Para grabarlos en la memoria

Augusto Rendón lleva una vida dedicada al arte más allá de las figuraciones -en un tiempo era un hecho reiterado el que obtuviera premios en los salones nacionales-, y durante algún tiempo pasó a la trasescena voluntaria. De esa obra se revela ahora una retrospectiva de grabados que incluyen un par de trabajos de su época de estudiante en Italia.

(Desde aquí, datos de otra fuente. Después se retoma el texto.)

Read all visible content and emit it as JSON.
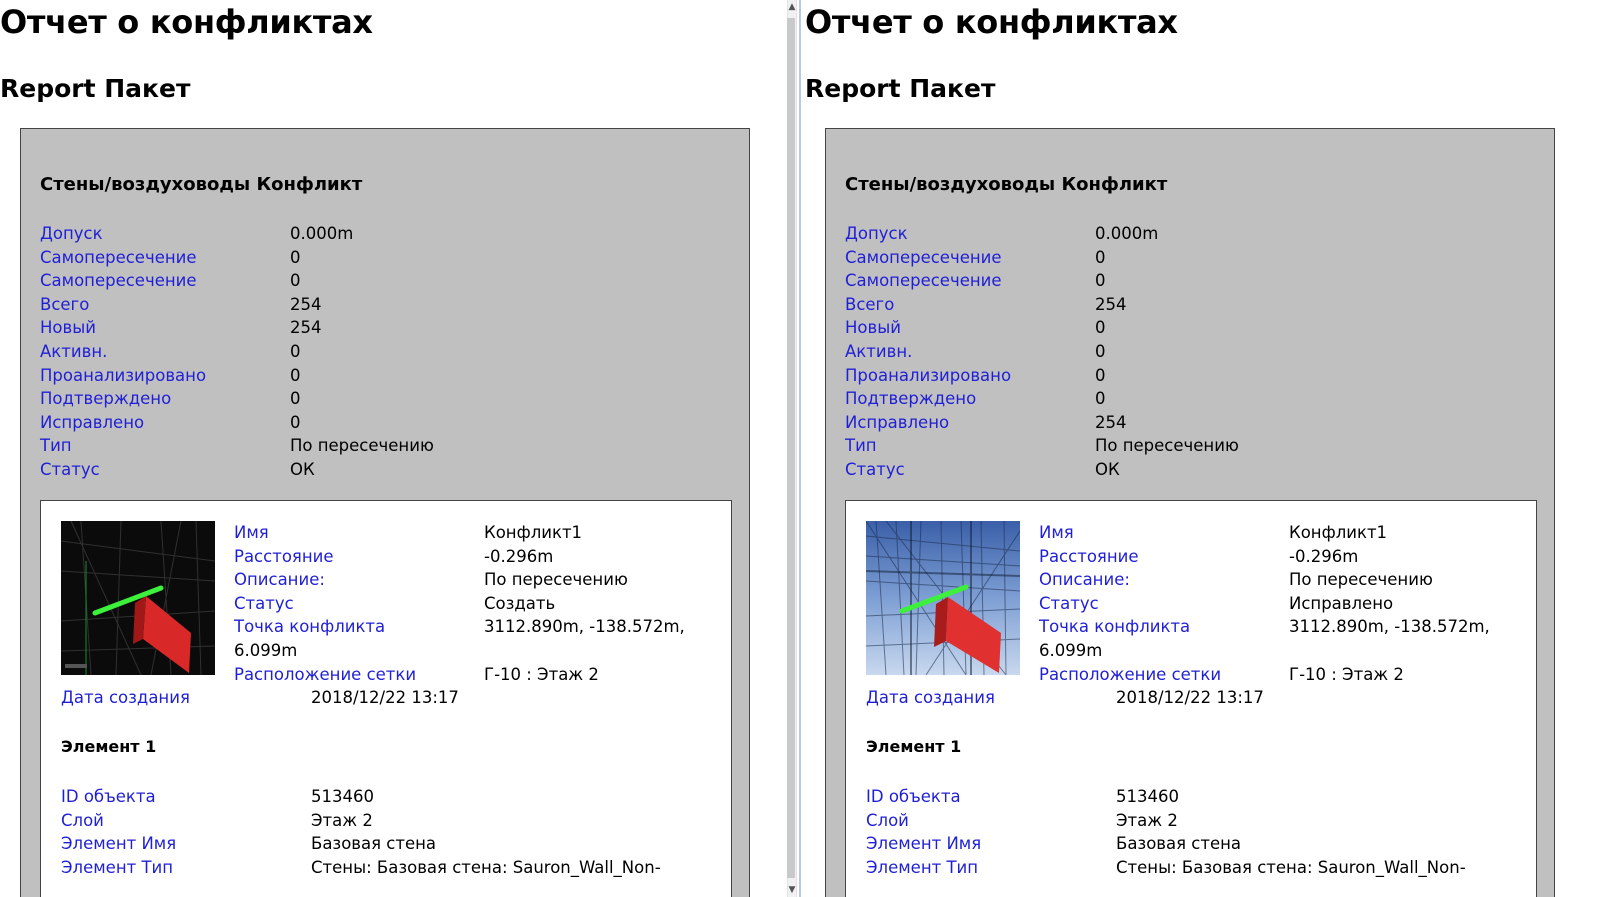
{
  "panes": [
    {
      "title": "Отчет о конфликтах",
      "subtitle": "Report Пакет",
      "test": {
        "name": "Стены/воздуховоды Конфликт",
        "rows": [
          {
            "label": "Допуск",
            "value": "0.000m"
          },
          {
            "label": "Самопересечение",
            "value": "0"
          },
          {
            "label": "Самопересечение",
            "value": "0"
          },
          {
            "label": "Всего",
            "value": "254"
          },
          {
            "label": "Новый",
            "value": "254"
          },
          {
            "label": "Активн.",
            "value": "0"
          },
          {
            "label": "Проанализировано",
            "value": "0"
          },
          {
            "label": "Подтверждено",
            "value": "0"
          },
          {
            "label": "Исправлено",
            "value": "0"
          },
          {
            "label": "Тип",
            "value": "По пересечению"
          },
          {
            "label": "Статус",
            "value": "ОК"
          }
        ]
      },
      "clash": {
        "thumbnail_style": "dark",
        "rows": [
          {
            "label": "Имя",
            "value": "Конфликт1"
          },
          {
            "label": "Расстояние",
            "value": "-0.296m"
          },
          {
            "label": "Описание:",
            "value": "По пересечению"
          },
          {
            "label": "Статус",
            "value": "Создать"
          },
          {
            "label": "Точка конфликта",
            "value": "3112.890m,  -138.572m,"
          }
        ],
        "point_cont": "6.099m",
        "grid": {
          "label": "Расположение сетки",
          "value": "Г-10 : Этаж 2"
        },
        "created": {
          "label": "Дата создания",
          "value": "2018/12/22  13:17"
        },
        "element_title": "Элемент 1",
        "element_rows": [
          {
            "label": "ID объекта",
            "value": "513460"
          },
          {
            "label": "Слой",
            "value": "Этаж 2"
          },
          {
            "label": "Элемент Имя",
            "value": "Базовая стена"
          },
          {
            "label": "Элемент Тип",
            "value": "Стены: Базовая стена: Sauron_Wall_Non-"
          }
        ]
      }
    },
    {
      "title": "Отчет о конфликтах",
      "subtitle": "Report Пакет",
      "test": {
        "name": "Стены/воздуховоды Конфликт",
        "rows": [
          {
            "label": "Допуск",
            "value": "0.000m"
          },
          {
            "label": "Самопересечение",
            "value": "0"
          },
          {
            "label": "Самопересечение",
            "value": "0"
          },
          {
            "label": "Всего",
            "value": "254"
          },
          {
            "label": "Новый",
            "value": "0"
          },
          {
            "label": "Активн.",
            "value": "0"
          },
          {
            "label": "Проанализировано",
            "value": "0"
          },
          {
            "label": "Подтверждено",
            "value": "0"
          },
          {
            "label": "Исправлено",
            "value": "254"
          },
          {
            "label": "Тип",
            "value": "По пересечению"
          },
          {
            "label": "Статус",
            "value": "ОК"
          }
        ]
      },
      "clash": {
        "thumbnail_style": "blue",
        "rows": [
          {
            "label": "Имя",
            "value": "Конфликт1"
          },
          {
            "label": "Расстояние",
            "value": "-0.296m"
          },
          {
            "label": "Описание:",
            "value": "По пересечению"
          },
          {
            "label": "Статус",
            "value": "Исправлено"
          },
          {
            "label": "Точка конфликта",
            "value": "3112.890m,  -138.572m,"
          }
        ],
        "point_cont": "6.099m",
        "grid": {
          "label": "Расположение сетки",
          "value": "Г-10 : Этаж 2"
        },
        "created": {
          "label": "Дата создания",
          "value": "2018/12/22  13:17"
        },
        "element_title": "Элемент 1",
        "element_rows": [
          {
            "label": "ID объекта",
            "value": "513460"
          },
          {
            "label": "Слой",
            "value": "Этаж 2"
          },
          {
            "label": "Элемент Имя",
            "value": "Базовая стена"
          },
          {
            "label": "Элемент Тип",
            "value": "Стены: Базовая стена: Sauron_Wall_Non-"
          }
        ]
      }
    }
  ],
  "colors": {
    "label": "#1f1fd6",
    "panel_gray": "#c0c0c0",
    "clash_red": "#e03030",
    "clash_green": "#35e035"
  }
}
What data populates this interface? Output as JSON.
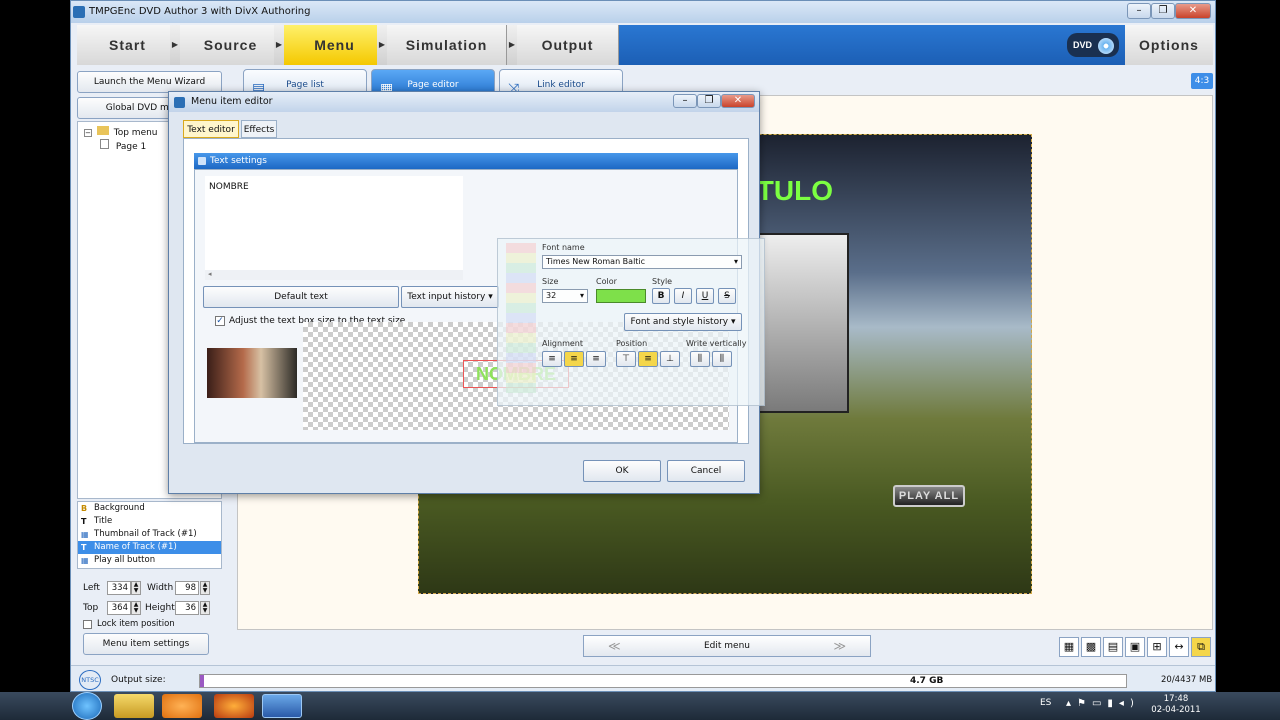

Ningún grabador colombiano ha realizado más grabados sobre el imaginario del país desde una mitología personal, sobre las diferentes capas de sus violencias, desde la masacre de Santa Bárbara, valga de ejemplo, hasta nuestros días. Eso, se podría decir, no es un valor estético en sí mismo, no pasaría de ser un aporte a la historia de nuestro arte pero no al arte, un enclave importante para la sociología, de no estar realizado de manera magistral con el virtuosismo propio de un gran dibujante y grabador que no se queda en la reproducción de un destino social, de un mimetismo con la realidad inmediata.

Augusto Rendón tiene la capacidad de asomarse a esos dos mundos excluyentes para mirar desde el arte nuestra tragedia colectiva.

Rendón es quien de manera más feroz y permanente introduce la realidad colombiana en sus estampas, más allá de asuntos episódicos o anecdóticos. Augusto Rendón es al grabado lo que Alejandro Obregón es a la pintura, según las palabras de Samuel Vásquez, un explorador de símbolos de raigambre colombiana universalizados por una visión para nada aldeana, muy distante de la vieja pintura de los cuadros de costumbres.

Podría señalarse para la obra de Rendón algo que expresara Luis Vidales en torno a la percepción del mundo y del arte: "no siempre nos detenemos a pensar en la diferencia que existe entre el reflejo del mundo en la mente y la forma como transcriben este mundo en la plástica las ficciones visuales". Y es lo que hace Rendón. Fija o graba en su mente lo que el mundo exterior le entrega y por una suerte de alquimia personal lo convierte en una ficción visual.